It is said social media has changed communication. It hasn't. Communication is the same as it always has been. Message. Sender. Receiver.
Social media's problem is the receiver. Most times there isn't one. But if there is, are you offering an opportunity to reverse roles? Are you set up to allow your customer to be the sender and you the receiver? Probably not. Too much investment.
Social media communication is not easy. And it's not always right for your business. Social media is not something you "set up." Social media is something you "do." It requires a long-term commitment to quality content and an investment in openness with your customers.
As with everything, there's a right way and a wrong way. Read on for a few winners and losers.
The Right Way
Five years ago Old Spice was something you gave your dad for Father's Day if you had no sense of irony whatsoever.

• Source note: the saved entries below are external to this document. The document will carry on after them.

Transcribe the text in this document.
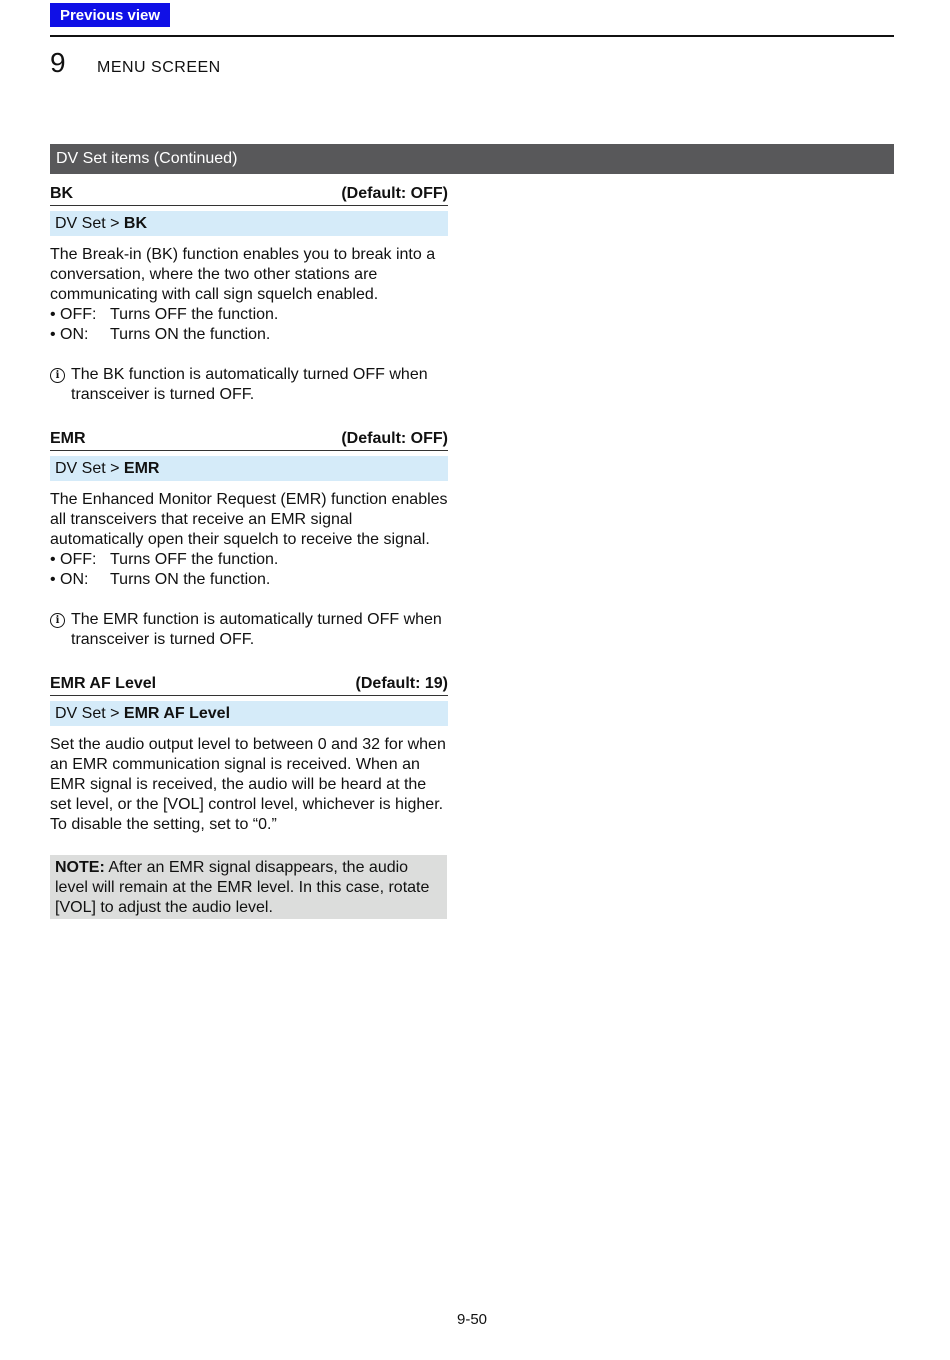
Previous view
9 MENU SCREEN
DV Set items (Continued)
BK	(Default: OFF)
DV Set > BK
The Break-in (BK) function enables you to break into a conversation, where the two other stations are communicating with call sign squelch enabled.
• OFF: Turns OFF the function.
• ON:	Turns ON the function.
i The BK function is automatically turned OFF when transceiver is turned OFF.
EMR	(Default: OFF)
DV Set > EMR
The Enhanced Monitor Request (EMR) function enables all transceivers that receive an EMR signal automatically open their squelch to receive the signal.
• OFF: Turns OFF the function.
• ON:	Turns ON the function.
i The EMR function is automatically turned OFF when transceiver is turned OFF.
EMR AF Level	(Default: 19)
DV Set > EMR AF Level
Set the audio output level to between 0 and 32 for when an EMR communication signal is received. When an EMR signal is received, the audio will be heard at the set level, or the [VOL] control level, whichever is higher.
To disable the setting, set to “0.”
NOTE: After an EMR signal disappears, the audio level will remain at the EMR level. In this case, rotate [VOL] to adjust the audio level.
9-50
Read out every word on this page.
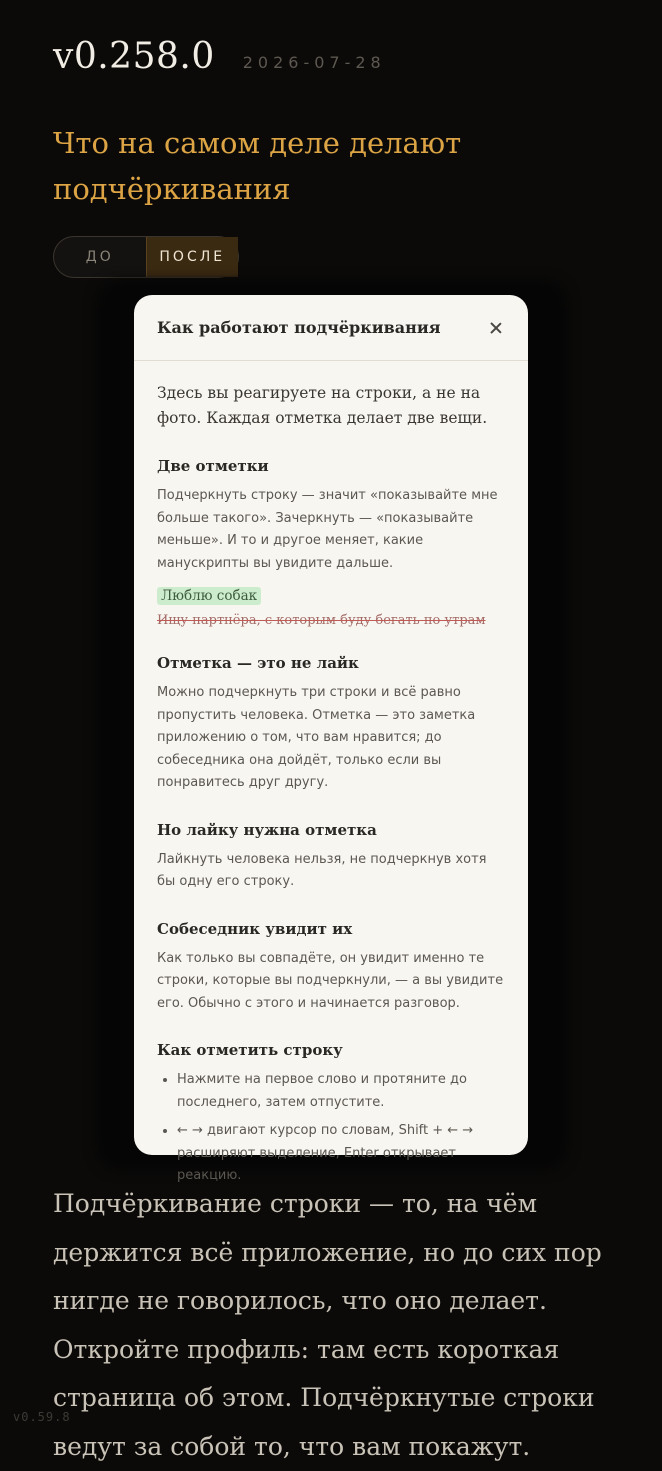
v0.258.0 2026-07-28
Что на самом деле делают подчёркивания
ДО	ПОСЛЕ
Как работают подчёркивания

Здесь вы реагируете на строки, а не на фото. Каждая отметка делает две вещи.

Две отметки

Подчеркнуть строку — значит «показывайте мне больше такого». Зачеркнуть — «показывайте меньше». И то и другое меняет, какие манускрипты вы увидите дальше.

Люблю собак
Ищу партнёра, с которым буду бегать по утрам
Отметка — это не лайк

Можно подчеркнуть три строки и всё равно пропустить человека. Отметка — это заметка приложению о том, что вам нравится; до собеседника она дойдёт, только если вы понравитесь друг другу.

Но лайку нужна отметка

Лайкнуть человека нельзя, не подчеркнув хотя бы одну его строку.

Собеседник увидит их

Как только вы совпадёте, он увидит именно те строки, которые вы подчеркнули, — а вы увидите его. Обычно с этого и начинается разговор.

Как отметить строку
• Нажмите на первое слово и протяните до последнего, затем отпустите.
• ← → двигают курсор по словам, Shift + ← → расширяют выделение, Enter открывает реакцию.

Подчёркивание строки — то, на чём держится всё приложение, но до сих пор нигде не говорилось, что оно делает. Откройте профиль: там есть короткая страница об этом. Подчёркнутые строки ведут за собой то, что вам покажут.

v0.59.8
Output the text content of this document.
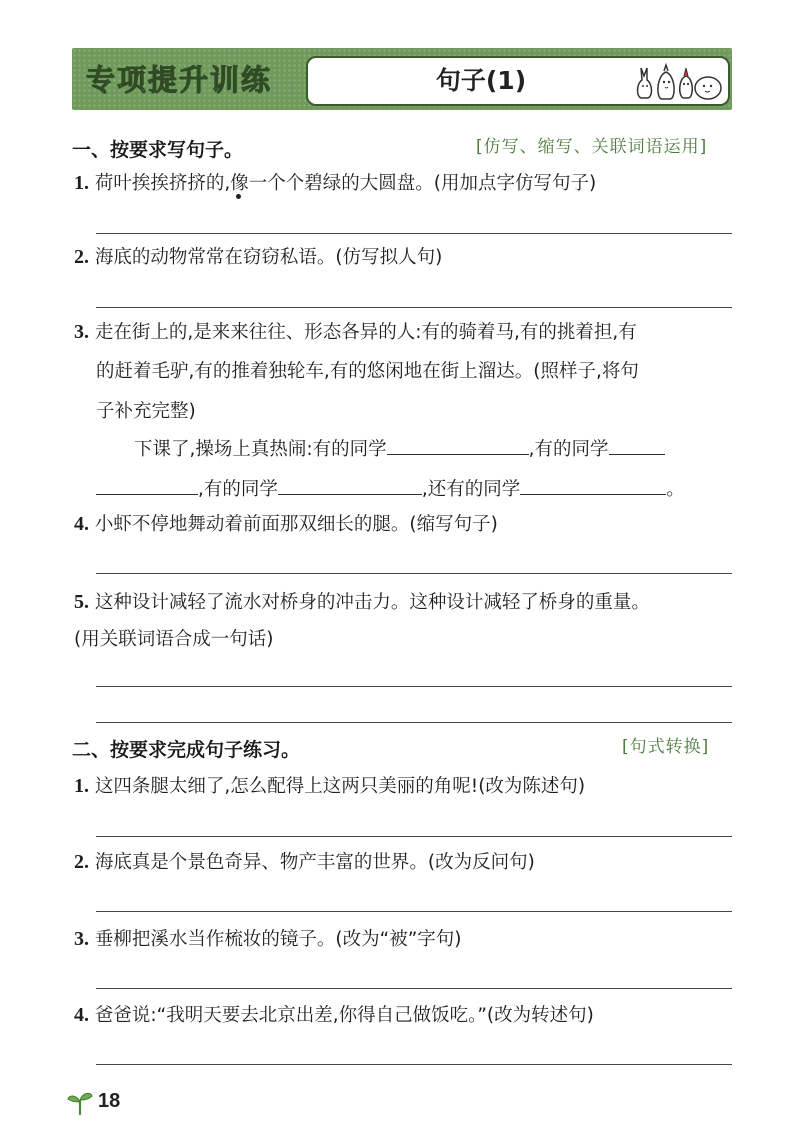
专项提升训练	句子(1)
一、按要求写句子。	[仿写、缩写、关联词语运用]
1. 荷叶挨挨挤挤的,像一个个碧绿的大圆盘。(用加点字仿写句子)
2. 海底的动物常常在窃窃私语。(仿写拟人句)
3. 走在街上的,是来来往往、形态各异的人:有的骑着马,有的挑着担,有
的赶着毛驴,有的推着独轮车,有的悠闲地在街上溜达。(照样子,将句
子补充完整)
下课了,操场上真热闹:有的同学	,有的同学
,有的同学	,还有的同学	。
4. 小虾不停地舞动着前面那双细长的腿。(缩写句子)
5. 这种设计减轻了流水对桥身的冲击力。这种设计减轻了桥身的重量。
(用关联词语合成一句话)
二、按要求完成句子练习。	[句式转换]
1. 这四条腿太细了,怎么配得上这两只美丽的角呢!(改为陈述句)
2. 海底真是个景色奇异、物产丰富的世界。(改为反问句)
3. 垂柳把溪水当作梳妆的镜子。(改为“被”字句)
4. 爸爸说:“我明天要去北京出差,你得自己做饭吃。”(改为转述句)
18
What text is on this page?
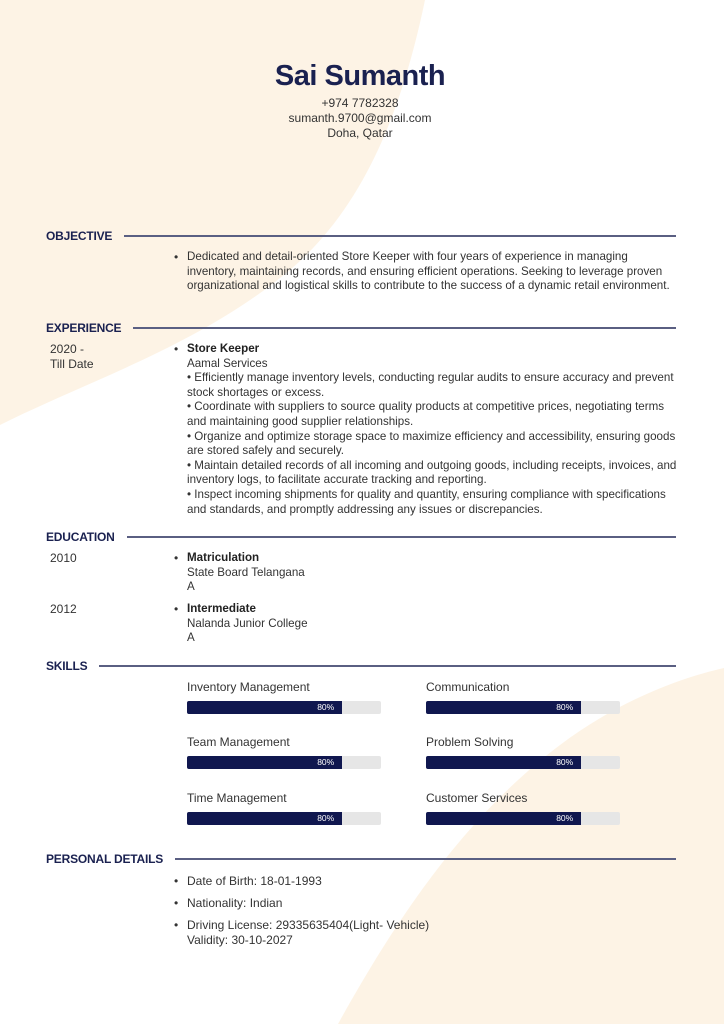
Sai Sumanth
+974 7782328
sumanth.9700@gmail.com
Doha, Qatar
OBJECTIVE
• Dedicated and detail-oriented Store Keeper with four years of experience in managing inventory, maintaining records, and ensuring efficient operations. Seeking to leverage proven organizational and logistical skills to contribute to the success of a dynamic retail environment.
EXPERIENCE
2020 -
Till Date
• Store Keeper
Aamal Services
• Efficiently manage inventory levels, conducting regular audits to ensure accuracy and prevent stock shortages or excess.
• Coordinate with suppliers to source quality products at competitive prices, negotiating terms and maintaining good supplier relationships.
• Organize and optimize storage space to maximize efficiency and accessibility, ensuring goods are stored safely and securely.
• Maintain detailed records of all incoming and outgoing goods, including receipts, invoices, and inventory logs, to facilitate accurate tracking and reporting.
• Inspect incoming shipments for quality and quantity, ensuring compliance with specifications and standards, and promptly addressing any issues or discrepancies.
EDUCATION
2010	• Matriculation
State Board Telangana
A
2012	• Intermediate
Nalanda Junior College
A
SKILLS
Inventory Management
80%
Communication
80%
Team Management
80%
Problem Solving
80%
Time Management
80%
Customer Services
80%
PERSONAL DETAILS
• Date of Birth: 18-01-1993
• Nationality: Indian
• Driving License: 29335635404(Light- Vehicle)
Validity: 30-10-2027
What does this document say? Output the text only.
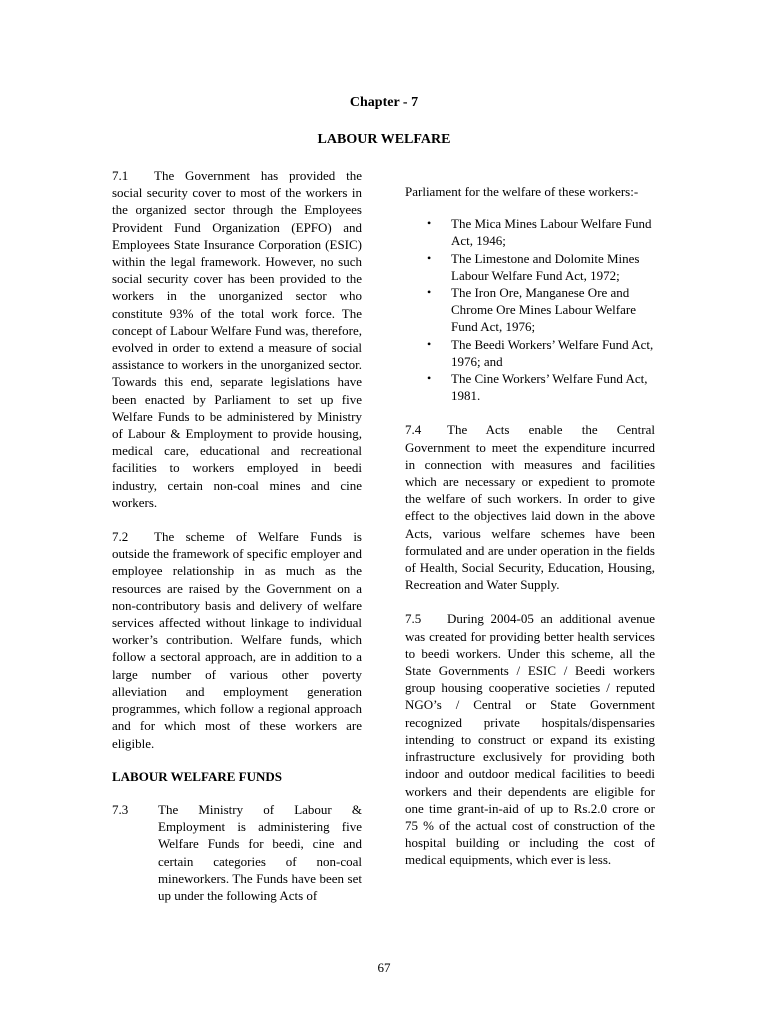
Chapter - 7
LABOUR WELFARE

7.1 The Government has provided the social security cover to most of the workers in the organized sector through the Employees Provident Fund Organization (EPFO) and Employees State Insurance Corporation (ESIC) within the legal framework. However, no such social security cover has been provided to the workers in the unorganized sector who constitute 93% of the total work force. The concept of Labour Welfare Fund was, therefore, evolved in order to extend a measure of social assistance to workers in the unorganized sector. Towards this end, separate legislations have been enacted by Parliament to set up five Welfare Funds to be administered by Ministry of Labour & Employment to provide housing, medical care, educational and recreational facilities to workers employed in beedi industry, certain non-coal mines and cine workers.

7.2 The scheme of Welfare Funds is outside the framework of specific employer and employee relationship in as much as the resources are raised by the Government on a non-contributory basis and delivery of welfare services affected without linkage to individual worker’s contribution. Welfare funds, which follow a sectoral approach, are in addition to a large number of various other poverty alleviation and employment generation programmes, which follow a regional approach and for which most of these workers are eligible.

LABOUR WELFARE FUNDS

7.3	The Ministry of Labour & Employment is administering five Welfare Funds for beedi, cine and certain categories of non-coal mineworkers. The Funds have been set up under the following Acts of

Parliament for the welfare of these workers:-

•	The Mica Mines Labour Welfare Fund Act, 1946;
•	The Limestone and Dolomite Mines Labour Welfare Fund Act, 1972;
•	The Iron Ore, Manganese Ore and Chrome Ore Mines Labour Welfare Fund Act, 1976;
•	The Beedi Workers’ Welfare Fund Act, 1976; and
•	The Cine Workers’ Welfare Fund Act, 1981.

7.4 The Acts enable the Central Government to meet the expenditure incurred in connection with measures and facilities which are necessary or expedient to promote the welfare of such workers. In order to give effect to the objectives laid down in the above Acts, various welfare schemes have been formulated and are under operation in the fields of Health, Social Security, Education, Housing, Recreation and Water Supply.

7.5 During 2004-05 an additional avenue was created for providing better health services to beedi workers. Under this scheme, all the State Governments / ESIC / Beedi workers group housing cooperative societies / reputed NGO’s / Central or State Government recognized private hospitals/dispensaries intending to construct or expand its existing infrastructure exclusively for providing both indoor and outdoor medical facilities to beedi workers and their dependents are eligible for one time grant-in-aid of up to Rs.2.0 crore or 75 % of the actual cost of construction of the hospital building or including the cost of medical equipments, which ever is less.

67
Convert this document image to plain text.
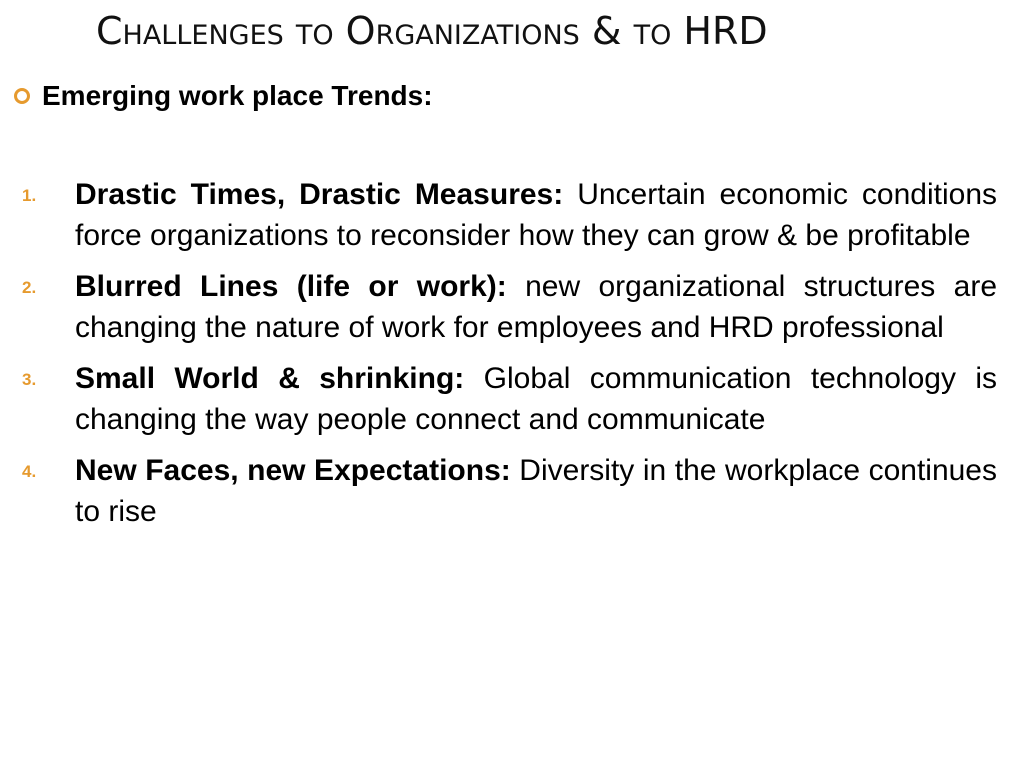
Challenges to Organizations & to HRD
Emerging work place Trends:
1. Drastic Times, Drastic Measures: Uncertain economic conditions force organizations to reconsider how they can grow & be profitable
2. Blurred Lines (life or work): new organizational structures are changing the nature of work for employees and HRD professional
3. Small World & shrinking: Global communication technology is changing the way people connect and communicate
4. New Faces, new Expectations: Diversity in the workplace continues to rise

Then along came Isaiah Mustafa as the Man Your Man Could Smell Like. It was hilarious, but that's not all. It was parodied (by Sesame Street's Grover, among others), it was shared, it was talked about and it was watched over and over. It was, in a word, social.
The Old Spice Guy responded to actual tweets, posted videos of himself responding to (probably fake) tweets, and conducted an online voting contest in which he and Fabio challenged each other for the role of Old Spice Guy.
There have been other campaigns since, like the Terry Crews POWER ads, the Believe in Your Smelf self-improvement tapes and others, but for the sake of humanity, go and watch the Director Wolfdog ads. My wife hates Director Wolfdog, but my wife does not wear Old Spice. While it took a while, Old Spice's commitment to social media communication has paid off.
Shout-out to our neighbors to the north (Cleveland, that is). Vitamix manufactures high-end residential and commercial blenders. That's right, $500 for a blender.
Vitamix has established a position as a blender company with a health mission. That's different than just making a good blender. As a result, its customers are almost cult-like in their devotion to the company. And customers stay involved by offering recipes, posting photos of their concoctions, and sharing the results of their health goals. All of which are likely to get you a response from the company. That's a conversation. That's social media communication.
I know, the Fast and Furious franchise is written by six-year-olds. I get it. But Vin Diesel is one of only a handful of celebrities that legitimately manages his own Facebook account. He has millions of fans and openly carries on conversations with them. He literally must spend hours doing so each day.
Your product may or may not be any good, like Vin Diesel's, but if you're engaging the exact right customers with the exact right medium, they may buy it anyway.
The Wrong Way
Last February, Burger King's Twitter account was hacked and replaced with information about McDonalds. This happened on a Sunday, by the way.
Try to put yourself in the shoes of the BK corporate communications department head. You're at home and you get a tweet from your own company that you did not send. Confusion. Two minutes later your CEO emails you, but his email only contains a question mark. Panic. Run to the computer. Email your staff. Ignore your crying baby. Call the agency. Wait, it's Sunday. Receive a few more emails from colleagues asking if you've seen this. Of course you have. Ignore. Get somebody from IT. Respond to CEO: "Checking."
This goes on for hours until you've cleaned it up, but not really, because tomorrow you're national news. And for what? People who followed Burger King were predisposed to eat it to begin with, you just served them up an advertisement for the competition, and your brand is the subject of worldwide ridicule. Don't put yourself in a position where a social strategy does more harm than good.
Indeed, "Whopper1234" is a terrible password.
Nabisco received universal praise for its "You can still dunk in the dark" tweet during last year's Super Bowl. Universal praise from ad agencies, that is.
How many Oreos did they sell? Again, their followers are people predisposed to buy Oreos. This is totally different than following Old Spice. With Old Spice you're following a character, not the deodorant.
Think of what it must cost Nabisco to be able to react that quickly: They have a Tweeter on something like DEFCON 2 standby alert for a clever opportunity to tweet, a graphic designer to whip up an ad, and somebody in a position to approve it. That costs a fortune. Once again, for what?
Everybody who received that tweet was three-quarters of the way through the Super Bowl. If there were Oreos at the party, they were gone. If there weren't, did anyone leave and go to the store? No way.
Nabisco made itself feel good, but they sold zero Oreos. Had Nabisco put that same cleverness and effort into tweeting on Friday and Saturday, when people were shopping for the party, they'd be counting money instead of re-tweets.
Al's Plumbing Supply
Al, stop wasting your time. You have no Twitter followers. You have no Facebook friends.
Al's customers are plumbers and they don't look to Al for information in this format. Is your business like Al's? Maybe you should reconsider how your advertising can be employed more responsibly.
Communication has not changed. Message. Sender. Receiver. Companies, keep your receivers in mind.